The team has two Scotties rookies who will be competing in Moose Jaw.
“For Kim and Gabby this will be their first time at Scotties,” said Birnie. “So there is our own personal excitement just to go but there is the also the added excitement to know what it’s like to go for the first time. We are excited for them to experience it for the first time.”
Birnie played third at last year’s Scotties in Sydney, N.S. and said skipping a team comes with some added responsibilities but she is enjoying the ride of skipping this team.
“Some people would argue that there is definitely more pressure,” said Birnie. “It’s a different position for sure. So far, I’ve really enjoyed skipping this team. This team everybody has pulled together and really been a team player.
“Everybody has had a great attitude since day one. We’ve been able to talk about things, work on things the whole way through. I think that will be a big benefit for us when we get to Moose Jaw for the Scotties.
“We’ve been practising for months, not only curling but our team dynamic, doing troubleshooting and just jiving as a team.”
Birnie said team camaraderie is just as important as skills on the ice because leading up to and competing at the tournament the team is together for “every waking hour for days in a row.”
The competition at the Scotties, Birnie said, is going to be high.
“The competition is fantastic and to say next-level is an understatement,” said Birnie. “Team Canada, people have won worlds, people have won Olympics, these are all people we are going to be competing against.”
At the Scotties, it is national representation from every province and territory plus Team Canada.
“The team that won the Scotties last year and went to the worlds last year will be returning,” said Birnie.
Team Alberta skipped by Chelsea Carey won last year’s tournament 8-6 after a dramatic comeback from 1-5 down to defeat Ontario’s Rachel Homan. They represented Canada at the world championships in Silkeborg, Denmark.
At Scotties, the teams are split into pools.
“We won’t play every team but we will play half the teams,” said Birnie. “They are meant to be even pools so we are going to be playing some of the best curlers in the world.”
Birnie said it can be a little nerve-wracking to go against that calibre of curler but the team is looking forward to the opportunity.
“It is exciting to get that opportunity to play against that calibre of curler,” said Birnie. “You can’t do anything but up your game.”
Birnie spoke to the expectations the team has going into the Scotties.
“The expectations are to go and give it our all,” said Birnie. “We’ve been working so hard. So we really expect to go in there with a great attitude and give our competition good games every game. It will be fantastic.”
Playing at the Scotties brings national attention. The attendance at the tournament in Sydney was 46,796. One thing that is difficult to replicate in practice is the atmosphere of the games with the national media in attendance plus the fans.
“TSN will be there and they will be shooting the whole thing,” said Birnie.
“Part of the process at our pre-game process is that they mic us, they are always listening. There are cranes and cameramen.
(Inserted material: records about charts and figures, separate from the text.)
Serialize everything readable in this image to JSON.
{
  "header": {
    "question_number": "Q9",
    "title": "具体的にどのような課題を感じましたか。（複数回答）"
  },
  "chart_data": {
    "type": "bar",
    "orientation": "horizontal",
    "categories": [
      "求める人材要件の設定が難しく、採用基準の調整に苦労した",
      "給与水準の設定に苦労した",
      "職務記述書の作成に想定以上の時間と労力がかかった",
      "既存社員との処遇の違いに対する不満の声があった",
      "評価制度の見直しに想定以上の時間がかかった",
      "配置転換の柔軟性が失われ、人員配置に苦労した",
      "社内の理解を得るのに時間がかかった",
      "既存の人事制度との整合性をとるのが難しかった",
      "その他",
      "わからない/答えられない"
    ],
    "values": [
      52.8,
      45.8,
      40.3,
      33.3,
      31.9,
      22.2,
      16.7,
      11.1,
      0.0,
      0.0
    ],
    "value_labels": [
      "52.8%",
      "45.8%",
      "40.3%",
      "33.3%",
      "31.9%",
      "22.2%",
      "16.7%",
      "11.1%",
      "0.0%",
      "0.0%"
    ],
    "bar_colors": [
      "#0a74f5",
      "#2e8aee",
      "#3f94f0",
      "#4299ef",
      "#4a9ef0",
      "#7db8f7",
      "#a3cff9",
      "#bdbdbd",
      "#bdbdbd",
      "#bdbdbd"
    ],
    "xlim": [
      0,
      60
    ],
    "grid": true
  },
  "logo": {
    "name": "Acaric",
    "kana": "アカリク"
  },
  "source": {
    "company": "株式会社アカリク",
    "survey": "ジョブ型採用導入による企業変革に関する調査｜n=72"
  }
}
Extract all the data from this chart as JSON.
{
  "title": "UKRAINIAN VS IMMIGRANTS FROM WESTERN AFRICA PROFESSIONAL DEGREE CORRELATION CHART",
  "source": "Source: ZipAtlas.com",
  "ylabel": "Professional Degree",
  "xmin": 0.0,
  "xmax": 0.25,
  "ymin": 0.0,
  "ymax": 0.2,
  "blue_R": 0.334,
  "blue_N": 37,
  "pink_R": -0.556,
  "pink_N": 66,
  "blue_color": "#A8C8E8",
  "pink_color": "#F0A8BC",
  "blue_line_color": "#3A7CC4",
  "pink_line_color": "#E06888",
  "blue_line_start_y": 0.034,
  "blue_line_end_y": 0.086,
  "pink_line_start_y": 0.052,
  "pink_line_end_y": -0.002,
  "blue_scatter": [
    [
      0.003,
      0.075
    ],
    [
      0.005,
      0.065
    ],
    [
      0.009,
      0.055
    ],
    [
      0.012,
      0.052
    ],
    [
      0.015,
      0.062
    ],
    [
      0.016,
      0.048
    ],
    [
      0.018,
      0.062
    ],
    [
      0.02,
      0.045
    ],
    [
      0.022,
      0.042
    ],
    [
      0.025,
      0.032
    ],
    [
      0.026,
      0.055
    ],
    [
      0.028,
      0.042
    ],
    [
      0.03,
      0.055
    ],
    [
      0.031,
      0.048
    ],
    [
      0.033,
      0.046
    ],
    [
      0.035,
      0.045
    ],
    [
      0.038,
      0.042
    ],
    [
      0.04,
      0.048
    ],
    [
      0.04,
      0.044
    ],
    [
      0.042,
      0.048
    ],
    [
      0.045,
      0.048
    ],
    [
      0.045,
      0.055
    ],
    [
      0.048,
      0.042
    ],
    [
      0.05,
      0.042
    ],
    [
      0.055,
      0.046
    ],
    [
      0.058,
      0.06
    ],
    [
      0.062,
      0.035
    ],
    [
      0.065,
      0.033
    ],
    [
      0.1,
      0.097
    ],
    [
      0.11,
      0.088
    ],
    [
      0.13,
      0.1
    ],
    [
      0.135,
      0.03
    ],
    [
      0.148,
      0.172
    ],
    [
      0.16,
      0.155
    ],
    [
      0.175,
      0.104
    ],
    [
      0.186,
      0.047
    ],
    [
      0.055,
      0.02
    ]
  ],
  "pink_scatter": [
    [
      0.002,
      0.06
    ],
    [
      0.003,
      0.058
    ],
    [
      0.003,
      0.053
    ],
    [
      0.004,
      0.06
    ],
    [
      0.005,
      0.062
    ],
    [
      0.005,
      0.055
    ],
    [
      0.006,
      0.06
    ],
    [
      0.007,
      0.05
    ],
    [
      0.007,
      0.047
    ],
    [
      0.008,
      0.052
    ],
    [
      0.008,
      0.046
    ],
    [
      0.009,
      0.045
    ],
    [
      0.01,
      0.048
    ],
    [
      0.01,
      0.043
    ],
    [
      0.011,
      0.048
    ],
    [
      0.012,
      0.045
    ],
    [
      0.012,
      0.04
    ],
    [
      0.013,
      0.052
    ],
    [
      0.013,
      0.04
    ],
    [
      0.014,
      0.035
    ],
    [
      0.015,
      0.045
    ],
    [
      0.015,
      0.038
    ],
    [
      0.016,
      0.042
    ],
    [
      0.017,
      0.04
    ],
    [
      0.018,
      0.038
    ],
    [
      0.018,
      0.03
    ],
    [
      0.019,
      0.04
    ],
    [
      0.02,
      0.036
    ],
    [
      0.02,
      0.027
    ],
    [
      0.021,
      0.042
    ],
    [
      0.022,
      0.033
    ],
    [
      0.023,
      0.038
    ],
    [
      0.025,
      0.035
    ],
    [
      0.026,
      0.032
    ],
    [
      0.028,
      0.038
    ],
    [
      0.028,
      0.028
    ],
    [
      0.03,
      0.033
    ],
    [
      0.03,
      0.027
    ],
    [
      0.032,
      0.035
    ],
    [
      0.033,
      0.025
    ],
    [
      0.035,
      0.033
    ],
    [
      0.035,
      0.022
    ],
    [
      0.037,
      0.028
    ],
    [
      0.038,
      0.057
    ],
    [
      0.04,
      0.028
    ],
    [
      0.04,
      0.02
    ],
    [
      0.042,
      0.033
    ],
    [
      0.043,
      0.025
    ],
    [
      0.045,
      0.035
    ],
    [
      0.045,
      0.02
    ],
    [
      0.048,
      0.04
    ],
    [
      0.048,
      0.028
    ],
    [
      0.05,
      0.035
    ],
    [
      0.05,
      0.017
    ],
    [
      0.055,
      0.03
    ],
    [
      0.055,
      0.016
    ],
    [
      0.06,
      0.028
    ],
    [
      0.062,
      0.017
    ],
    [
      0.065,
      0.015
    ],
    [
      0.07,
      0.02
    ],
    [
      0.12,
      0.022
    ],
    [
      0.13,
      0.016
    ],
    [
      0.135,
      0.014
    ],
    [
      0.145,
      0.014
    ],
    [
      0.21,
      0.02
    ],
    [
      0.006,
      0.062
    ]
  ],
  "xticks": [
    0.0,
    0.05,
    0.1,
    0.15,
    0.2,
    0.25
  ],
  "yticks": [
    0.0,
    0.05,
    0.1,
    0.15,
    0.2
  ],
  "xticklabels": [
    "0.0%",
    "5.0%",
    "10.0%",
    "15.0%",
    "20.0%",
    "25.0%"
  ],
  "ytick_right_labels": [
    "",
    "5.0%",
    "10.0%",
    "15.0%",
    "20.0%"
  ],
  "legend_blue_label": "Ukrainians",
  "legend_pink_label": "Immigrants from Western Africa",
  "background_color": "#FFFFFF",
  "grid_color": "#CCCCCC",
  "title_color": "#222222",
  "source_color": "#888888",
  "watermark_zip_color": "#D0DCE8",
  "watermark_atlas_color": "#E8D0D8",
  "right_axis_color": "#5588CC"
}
“If you are focused on your game they absolutely respect you and what you’re doing and get out of your way when they can. It is a factor that is there but sometimes you are going to have a camera in your face and you just need to be
able to focus and deal with it.
“Sometimes you are going to have a cowbell going off in your ear and people screaming and cheering for the sheet next to you, your opponent and even for you. You might get some chants going. You don’t have time to not throw your
“You need to be able to do your job, which is curling and do it well.”
Birnie said the team has been working on blocking out the external noise.
“It’s something we’ve talked about,” said Birnie. “We are working with a sports psychologist to just help us hone in on that focus.”
Birnie said in her experience the atmosphere can be intimidating but that quickly dissipates into excitement.
“I think it’s really exciting but it can definitely be intimidating,” said Birnie.
“What I’ve told the girls is that it will probably throw you a little bit but you will get so used to it so quickly. The learning curve is so steep but by day two it will just be normal.”
With so many eyes on a team at the tournament, Birnie said it is easy to feed off the energy of the arena.
“Absolutely,” said Birnie. “I think knowing that you have all those eyes and not just the full arena, you have the extra lights, you’ve got the cameras. You’ve got a lot of Canada and some of the world watching.”
The Scotties Tournament of Hearts is the annual Canadian women’s curling championship, sanctioned by Curling Canada. Since 1985, the winning team gets to return to the following year’s tournament as team Canada.